Volvamos al tema: OPEP es un organismo internacional fundado en Bagdad (Irak, 1960) por iniciativa y liderazgo del entonces presidente de Venezuela Rómulo Betancourt para tratar de equilibrar el poder petrolero-económico de Estados Unidos. Obviamente, en pleno 2019 el poder petrolero global lo tiene, incuestionablemente, Estados Unidos, que es ya el primer productor de crudo gracias al capitalismo que impulsó y estableció la dinámica de producción vía fracking. OPEP es, principalmente, producción vía perforación convencional de pozos. Estados Unidos el “rival” de OPEP produce 15,3 bpd millones de barriles al día.

Más del 43% de la producción mundial de petróleo y el 81% de las reservas mundiales de petróleo se encuentran en estados-miembro de OPEP. El principal estado-socio OPEP, Arabia Saudita, produce 10.000.000 bpd. Y Rusia -que no es miembro OPEP, pero si key player de la industria- produce 11.500.000 bpd (datos de 2018).

Qatar, el poderoso estado del golfo pérsico, se fue de OPEP en enero 2019 porque su vocación principal de producción energética es gas natural.

Ahora se marcha Ecuador para -según fuentes oficiales- “reducir gasto público”, y quizá porque como OPEP desde 2017 instruyó a que sus estados-miembros reduzcan cuotas de aporte de crudo al mercado para ayudar a la “estabilización” del precio y del mercado petrolero global, de alguna manera esa reducción le afecta a Ecuador que produce 524.000 bdp, evitándole a Ecuador poner en el mercado casi 20.000 bpd adicionales, lo que, naturalmente, le significa menores ingresos fiscales. El propio ministro de Energía y Recursos Naturales No Renovables de Ecuador, Carlos Pérez, informó que Ecuador estaba avanzado a producir más crudo que el volumen y cuota impuesto por OPEP.

Y esos números afectan, especialmente si tomamos en cuenta los ataques contra algunas plantas de procesamiento de crudo en Arabia Saudita, hace unas semanas, ataques que encarecieron el precio del barril y tomando en cuenta que Ecuador necesita dinero para salir de la crisis fiscal que tiene.
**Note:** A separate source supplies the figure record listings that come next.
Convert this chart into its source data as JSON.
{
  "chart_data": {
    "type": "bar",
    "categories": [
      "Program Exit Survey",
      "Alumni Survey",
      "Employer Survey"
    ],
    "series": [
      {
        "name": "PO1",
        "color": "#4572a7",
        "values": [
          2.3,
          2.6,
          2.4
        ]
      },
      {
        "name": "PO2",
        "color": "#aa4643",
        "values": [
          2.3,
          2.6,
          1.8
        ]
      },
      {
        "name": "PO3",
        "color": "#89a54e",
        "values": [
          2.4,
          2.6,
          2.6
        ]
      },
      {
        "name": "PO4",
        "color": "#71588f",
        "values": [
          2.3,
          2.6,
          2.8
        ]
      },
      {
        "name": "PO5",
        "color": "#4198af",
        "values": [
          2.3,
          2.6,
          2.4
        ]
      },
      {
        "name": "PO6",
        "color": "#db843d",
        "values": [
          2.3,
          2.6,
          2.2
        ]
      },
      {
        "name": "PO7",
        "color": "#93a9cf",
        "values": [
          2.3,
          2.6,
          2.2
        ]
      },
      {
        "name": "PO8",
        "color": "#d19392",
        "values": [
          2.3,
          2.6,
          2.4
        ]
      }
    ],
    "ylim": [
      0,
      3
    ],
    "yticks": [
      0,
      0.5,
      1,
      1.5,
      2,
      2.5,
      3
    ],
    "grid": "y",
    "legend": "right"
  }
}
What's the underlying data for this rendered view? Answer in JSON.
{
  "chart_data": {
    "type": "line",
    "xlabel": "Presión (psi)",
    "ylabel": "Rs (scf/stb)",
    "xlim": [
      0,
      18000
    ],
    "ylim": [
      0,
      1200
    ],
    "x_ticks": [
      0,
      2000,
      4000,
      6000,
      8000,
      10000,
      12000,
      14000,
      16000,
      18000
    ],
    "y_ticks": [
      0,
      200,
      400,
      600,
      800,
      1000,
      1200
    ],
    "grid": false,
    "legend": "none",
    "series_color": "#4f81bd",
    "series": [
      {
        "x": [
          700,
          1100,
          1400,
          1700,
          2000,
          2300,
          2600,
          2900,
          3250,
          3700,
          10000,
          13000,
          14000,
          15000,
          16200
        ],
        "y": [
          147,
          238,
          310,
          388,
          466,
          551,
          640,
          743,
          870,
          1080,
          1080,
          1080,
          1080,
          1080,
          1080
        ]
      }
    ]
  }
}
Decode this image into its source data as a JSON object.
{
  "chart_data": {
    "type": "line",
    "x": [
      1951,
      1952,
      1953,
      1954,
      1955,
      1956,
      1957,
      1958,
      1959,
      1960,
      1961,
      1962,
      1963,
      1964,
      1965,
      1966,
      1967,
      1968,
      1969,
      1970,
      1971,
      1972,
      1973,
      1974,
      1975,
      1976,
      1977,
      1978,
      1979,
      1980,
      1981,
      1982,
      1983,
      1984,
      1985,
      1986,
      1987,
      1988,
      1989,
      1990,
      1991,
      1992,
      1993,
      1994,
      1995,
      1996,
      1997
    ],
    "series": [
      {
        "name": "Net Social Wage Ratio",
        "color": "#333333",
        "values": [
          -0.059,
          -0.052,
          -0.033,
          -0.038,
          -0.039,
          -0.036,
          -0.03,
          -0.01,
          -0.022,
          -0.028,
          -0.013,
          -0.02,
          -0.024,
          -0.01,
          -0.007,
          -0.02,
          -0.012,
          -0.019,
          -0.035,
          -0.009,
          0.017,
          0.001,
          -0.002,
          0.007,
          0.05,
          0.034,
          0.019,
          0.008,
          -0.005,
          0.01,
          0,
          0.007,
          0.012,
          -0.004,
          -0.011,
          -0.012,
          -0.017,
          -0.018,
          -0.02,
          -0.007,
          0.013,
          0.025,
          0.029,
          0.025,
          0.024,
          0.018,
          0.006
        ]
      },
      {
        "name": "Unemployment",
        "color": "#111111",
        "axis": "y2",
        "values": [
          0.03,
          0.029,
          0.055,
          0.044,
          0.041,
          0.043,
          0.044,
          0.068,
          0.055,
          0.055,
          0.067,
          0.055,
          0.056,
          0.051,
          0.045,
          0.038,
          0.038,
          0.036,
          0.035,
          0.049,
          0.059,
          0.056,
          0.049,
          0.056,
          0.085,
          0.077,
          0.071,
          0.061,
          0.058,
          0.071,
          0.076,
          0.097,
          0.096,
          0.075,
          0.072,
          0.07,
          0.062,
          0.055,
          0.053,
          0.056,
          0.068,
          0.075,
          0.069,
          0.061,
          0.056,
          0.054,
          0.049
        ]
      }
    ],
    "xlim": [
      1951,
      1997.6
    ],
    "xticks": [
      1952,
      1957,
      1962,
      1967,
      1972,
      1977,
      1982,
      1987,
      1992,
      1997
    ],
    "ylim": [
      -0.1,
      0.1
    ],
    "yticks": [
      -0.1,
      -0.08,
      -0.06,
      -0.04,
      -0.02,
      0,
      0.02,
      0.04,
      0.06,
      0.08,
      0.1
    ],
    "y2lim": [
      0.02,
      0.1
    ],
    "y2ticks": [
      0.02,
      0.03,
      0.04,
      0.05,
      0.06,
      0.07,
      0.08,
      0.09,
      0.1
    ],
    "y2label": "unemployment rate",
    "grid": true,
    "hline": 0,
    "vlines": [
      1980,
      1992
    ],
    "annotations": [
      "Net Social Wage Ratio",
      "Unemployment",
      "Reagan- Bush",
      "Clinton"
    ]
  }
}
Ecuador ingresó a OPEP en 1973 y se retiró en 1992. Se reintegró en 2007 y en 2020 estará fuera nuevamente.

Esta retirada obedece a que la administración socialista de Rafael Correa dejó al país con gran déficit fiscal y el pago de intereses por la deuda pública insostenible, lo que obliga a tomar este tipo de medidas, como retirarse del principal cártel económico del globo. Aunque, obviamente, la salida de Ecuador no afectará a OPEP ni el incremento de su producción de crudo generará mayor turbulencia en los precios, dados los pequeños volúmenes que produce Ecuador, comparativamente con otros estados-miembros.

Mi conclusión: si bien es cierto que Ecuador continúa sufriendo por el descalabro económico heredado del Correismo, hecho que lo obliga a tomar toda serie de recaudos como éste, no es menos cierto que podría haber agotado negociaciones en el interior de OPEP para no abandonar el organismo. La presencia latinoamericana en esos espacios de poder es decisiva. Aunque respeto muchísimo a Ecuador y sus autoridades, quizá faltó un poco más de paciencia.